Many people who come to the UK to settle eventually set up a home, pension and private insurance policies such as health here. What these people fail to realise is that if they have intentions to relocate to their country of origin, what happens to all these policies? In most cases if you have a private pension, you shouldn’t have too much trouble transferring the pension to the country you wish to retire in. All policies and banks have their own rules, as does HMRC so be sure to check about any tax that you may have to pay upon retirement in another country.

Can you transfer NHS pension to another country?
There are many health professionals who have relocated to the UK due to a better salary and because the NHS pension scheme is one of the best and sought after, they opt in for financial security when retiring. There are as many more foreign nationals in the NHS today than there were 20 years ago but many of them are now of retiring age.

A NHS pension can be paid to certain overseas countries and when the pension is transferred, the money paid is shown in the foreign currency of the country. There is usually no charge for this but with some banks they may levy a small handling fee and if you do decide to relocate to another country, you should contact the Pension Officer to discuss this. For those who cannot have their NHS pension paid directly to their bank account abroad, it is advisable to leave an account open in the UK and transfer the money through internet banking.
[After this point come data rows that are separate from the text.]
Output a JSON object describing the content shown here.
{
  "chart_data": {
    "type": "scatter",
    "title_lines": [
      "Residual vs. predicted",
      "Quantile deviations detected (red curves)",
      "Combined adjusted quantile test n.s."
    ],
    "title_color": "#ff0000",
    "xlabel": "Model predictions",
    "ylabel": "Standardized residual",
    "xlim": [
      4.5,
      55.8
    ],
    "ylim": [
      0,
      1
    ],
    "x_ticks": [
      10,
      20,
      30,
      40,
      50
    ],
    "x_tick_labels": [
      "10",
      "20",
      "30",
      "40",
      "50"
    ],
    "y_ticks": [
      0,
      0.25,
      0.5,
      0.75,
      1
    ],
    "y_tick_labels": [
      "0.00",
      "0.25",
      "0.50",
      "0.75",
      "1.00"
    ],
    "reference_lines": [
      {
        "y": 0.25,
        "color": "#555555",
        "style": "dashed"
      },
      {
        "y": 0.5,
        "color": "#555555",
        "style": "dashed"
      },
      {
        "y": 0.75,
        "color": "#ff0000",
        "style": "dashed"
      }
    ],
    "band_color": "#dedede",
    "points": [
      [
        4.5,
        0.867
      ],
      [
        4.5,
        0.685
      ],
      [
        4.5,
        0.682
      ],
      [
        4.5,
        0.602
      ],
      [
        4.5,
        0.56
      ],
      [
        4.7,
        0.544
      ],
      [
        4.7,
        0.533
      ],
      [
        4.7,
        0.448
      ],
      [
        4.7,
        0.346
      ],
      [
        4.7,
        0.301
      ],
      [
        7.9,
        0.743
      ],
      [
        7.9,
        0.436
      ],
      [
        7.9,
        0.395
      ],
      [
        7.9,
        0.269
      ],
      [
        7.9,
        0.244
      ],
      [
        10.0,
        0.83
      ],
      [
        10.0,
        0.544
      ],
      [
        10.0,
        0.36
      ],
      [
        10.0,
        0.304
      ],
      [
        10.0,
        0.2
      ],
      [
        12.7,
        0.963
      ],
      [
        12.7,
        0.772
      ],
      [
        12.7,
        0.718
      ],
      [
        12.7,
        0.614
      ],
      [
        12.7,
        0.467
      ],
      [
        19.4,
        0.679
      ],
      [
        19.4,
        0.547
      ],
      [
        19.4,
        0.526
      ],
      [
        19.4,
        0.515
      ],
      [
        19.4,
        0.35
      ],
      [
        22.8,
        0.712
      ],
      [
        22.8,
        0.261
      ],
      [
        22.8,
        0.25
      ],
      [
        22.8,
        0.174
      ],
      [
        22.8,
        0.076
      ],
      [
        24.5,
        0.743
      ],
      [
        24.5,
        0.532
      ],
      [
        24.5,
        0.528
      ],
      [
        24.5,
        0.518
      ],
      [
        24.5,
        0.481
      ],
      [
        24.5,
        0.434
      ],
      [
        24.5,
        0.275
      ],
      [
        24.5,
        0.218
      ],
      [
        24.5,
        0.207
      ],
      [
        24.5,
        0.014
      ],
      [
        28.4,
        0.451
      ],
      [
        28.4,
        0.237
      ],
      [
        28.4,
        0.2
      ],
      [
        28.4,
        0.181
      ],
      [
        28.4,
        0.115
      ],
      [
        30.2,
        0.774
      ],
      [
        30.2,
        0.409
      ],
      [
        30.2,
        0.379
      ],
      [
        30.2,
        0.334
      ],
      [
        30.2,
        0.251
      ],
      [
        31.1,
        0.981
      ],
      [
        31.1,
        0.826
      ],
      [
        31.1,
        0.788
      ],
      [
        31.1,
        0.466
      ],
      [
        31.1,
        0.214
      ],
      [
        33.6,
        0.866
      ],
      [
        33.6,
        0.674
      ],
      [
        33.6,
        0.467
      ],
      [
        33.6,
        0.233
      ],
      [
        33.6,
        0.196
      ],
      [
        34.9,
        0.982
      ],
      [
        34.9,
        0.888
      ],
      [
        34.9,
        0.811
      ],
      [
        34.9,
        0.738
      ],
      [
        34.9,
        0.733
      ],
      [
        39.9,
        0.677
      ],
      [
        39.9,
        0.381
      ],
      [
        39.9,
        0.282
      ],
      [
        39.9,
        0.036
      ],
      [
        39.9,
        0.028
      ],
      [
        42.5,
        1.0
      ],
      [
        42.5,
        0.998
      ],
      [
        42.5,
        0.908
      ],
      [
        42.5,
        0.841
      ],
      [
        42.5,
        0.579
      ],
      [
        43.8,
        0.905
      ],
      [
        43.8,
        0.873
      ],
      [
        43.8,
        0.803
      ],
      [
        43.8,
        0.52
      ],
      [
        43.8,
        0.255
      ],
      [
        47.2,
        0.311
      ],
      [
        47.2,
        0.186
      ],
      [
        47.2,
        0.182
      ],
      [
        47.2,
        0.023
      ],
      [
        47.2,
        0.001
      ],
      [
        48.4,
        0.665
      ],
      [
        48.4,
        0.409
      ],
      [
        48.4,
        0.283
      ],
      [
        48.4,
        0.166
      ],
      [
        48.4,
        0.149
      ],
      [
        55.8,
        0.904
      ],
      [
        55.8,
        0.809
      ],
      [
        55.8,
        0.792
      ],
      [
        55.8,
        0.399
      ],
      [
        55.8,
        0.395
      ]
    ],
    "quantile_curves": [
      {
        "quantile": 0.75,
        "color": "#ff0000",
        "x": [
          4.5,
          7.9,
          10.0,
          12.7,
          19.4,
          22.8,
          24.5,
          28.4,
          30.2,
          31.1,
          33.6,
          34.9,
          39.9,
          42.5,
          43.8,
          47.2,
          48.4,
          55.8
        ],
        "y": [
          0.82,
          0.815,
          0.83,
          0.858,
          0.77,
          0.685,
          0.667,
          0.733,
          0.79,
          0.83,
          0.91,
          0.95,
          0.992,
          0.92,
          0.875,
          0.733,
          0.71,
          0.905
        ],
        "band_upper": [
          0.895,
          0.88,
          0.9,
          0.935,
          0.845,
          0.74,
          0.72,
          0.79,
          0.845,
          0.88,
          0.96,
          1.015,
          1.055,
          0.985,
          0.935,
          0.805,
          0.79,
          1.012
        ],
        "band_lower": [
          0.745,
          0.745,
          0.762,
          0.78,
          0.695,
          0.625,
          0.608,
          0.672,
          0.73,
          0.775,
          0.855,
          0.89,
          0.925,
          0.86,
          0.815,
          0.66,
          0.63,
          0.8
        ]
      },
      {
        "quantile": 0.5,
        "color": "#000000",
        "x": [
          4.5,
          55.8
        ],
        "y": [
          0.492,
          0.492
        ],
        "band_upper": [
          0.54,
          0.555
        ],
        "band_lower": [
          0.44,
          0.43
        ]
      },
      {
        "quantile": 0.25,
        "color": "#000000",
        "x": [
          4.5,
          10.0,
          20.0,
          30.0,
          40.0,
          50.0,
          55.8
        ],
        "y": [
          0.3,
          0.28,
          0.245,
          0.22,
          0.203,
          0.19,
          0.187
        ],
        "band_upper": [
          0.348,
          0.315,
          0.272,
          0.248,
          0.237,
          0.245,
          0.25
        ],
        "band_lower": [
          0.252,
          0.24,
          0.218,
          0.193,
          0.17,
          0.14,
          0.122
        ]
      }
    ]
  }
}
You must be a UK citizen and pay taxes even if you are not really residing in the UK but with pension policies and fraud on the rise pension providers are tightening the rules.

If you are moving to an EU country, then the chances of receiving your NHS pension is more likely to be available. If not, there are a few options available. You could have a Nationwide account that the pension is paid into and withdraw it for free. This is very handy for many people as there are no penalties or transferring fees involved.